Wenige Minuten, nachdem sie angekommen sind, finden manche Gäste schon irgendetwas, über das sie sich beschweren können. In meinem Fall ist das meistens der Tisch, an dem sie zwei Stunden ihres Lebens verbringen werden. Es ist wirklich erstaunlich, wie unzufrieden ein Tisch einen Gast machen kann: zu klein, am Gang, zu kalt, zu laut, zu nah an einem anderen Tisch etc.

Manche Gäste haben mehr Nerven als andere. Es gibt Dinge, die ich berücksichtigen muss wie die Größe der Gruppen. Ich darf beispielsweise zwei Personen nicht an einen Tisch für vier setzen, weil wir ansonsten vielleicht eine Dreier- oder Vierergruppe wegschicken müssen und Geld verlieren.

In diesem Fall geben sich die Gäste meistens damit zufrieden, wenn ich sage: „Tut mir leid, der Tisch ist für vier Leute reserviert." Aber so wie manche Gäste mit mir reden und Dinge von mir verlangen, habe ich manchmal das Gefühl, dass sie das erste Mal in einem Restaurant sind.

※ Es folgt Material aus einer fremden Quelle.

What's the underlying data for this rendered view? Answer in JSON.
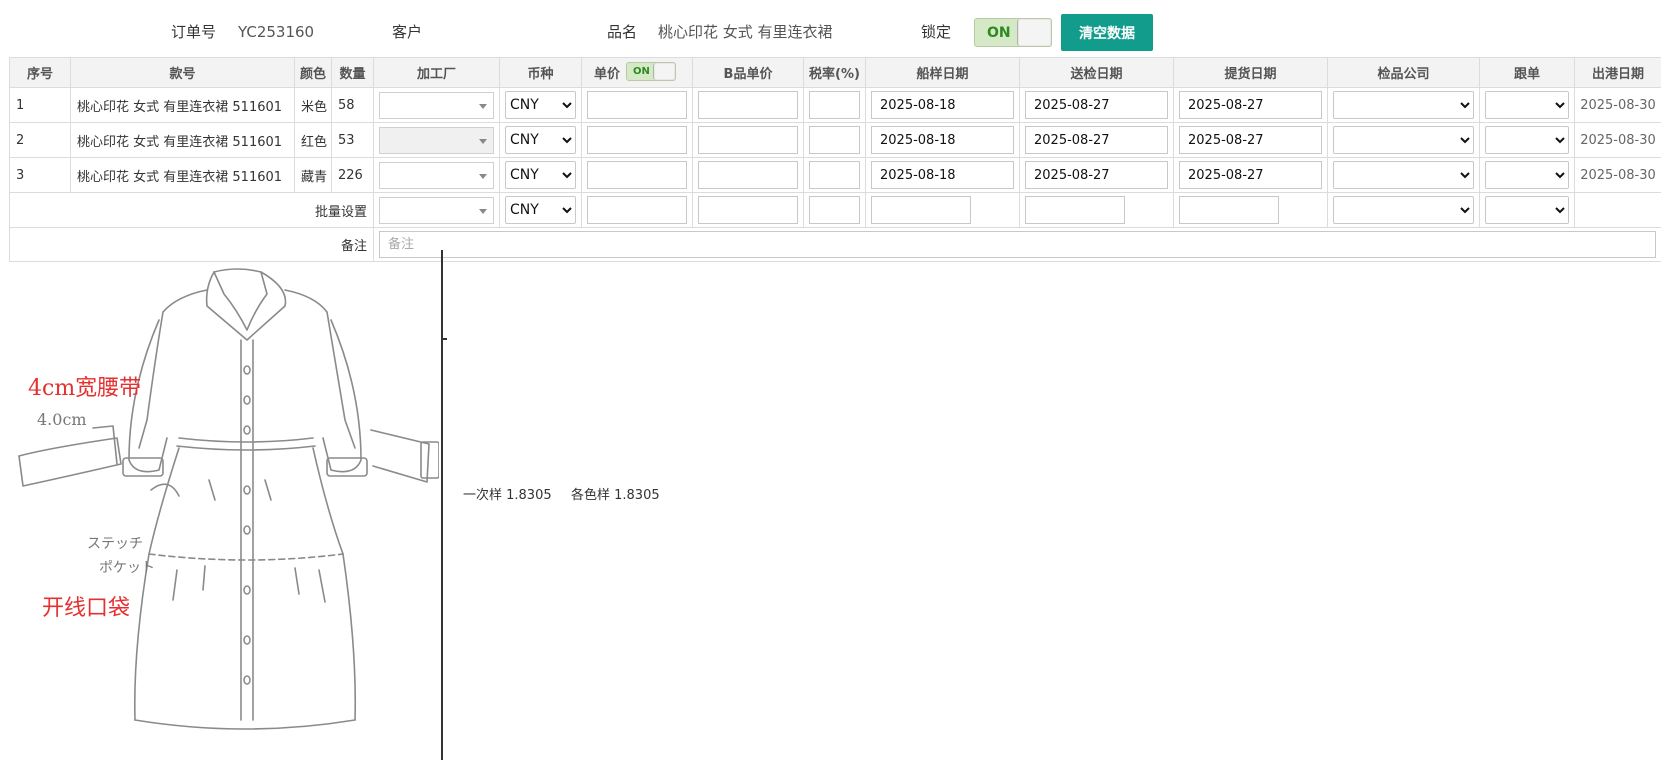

Anfangs dachte ich mir: Wir sind hier im Finanzviertel von San Francisco. Natürlich wird es hier neureiche Arschlöcher mit ihren Tech-Unternehmen geben. Unsere Kunden sind hauptsächlich Asiaten oder Weiße, meistens ungefähr gleich alt wie ich, aber sie verdienen mehr Geld, als ich es je werde. Aufgrund der Lage des Restaurants repräsentieren unsere Kunden die Tech- und Unternehmerszene relativ gut. Schwarze oder Latinos sehen wir hier viel zu selten, mal abgesehen von den Küchenarbeitern.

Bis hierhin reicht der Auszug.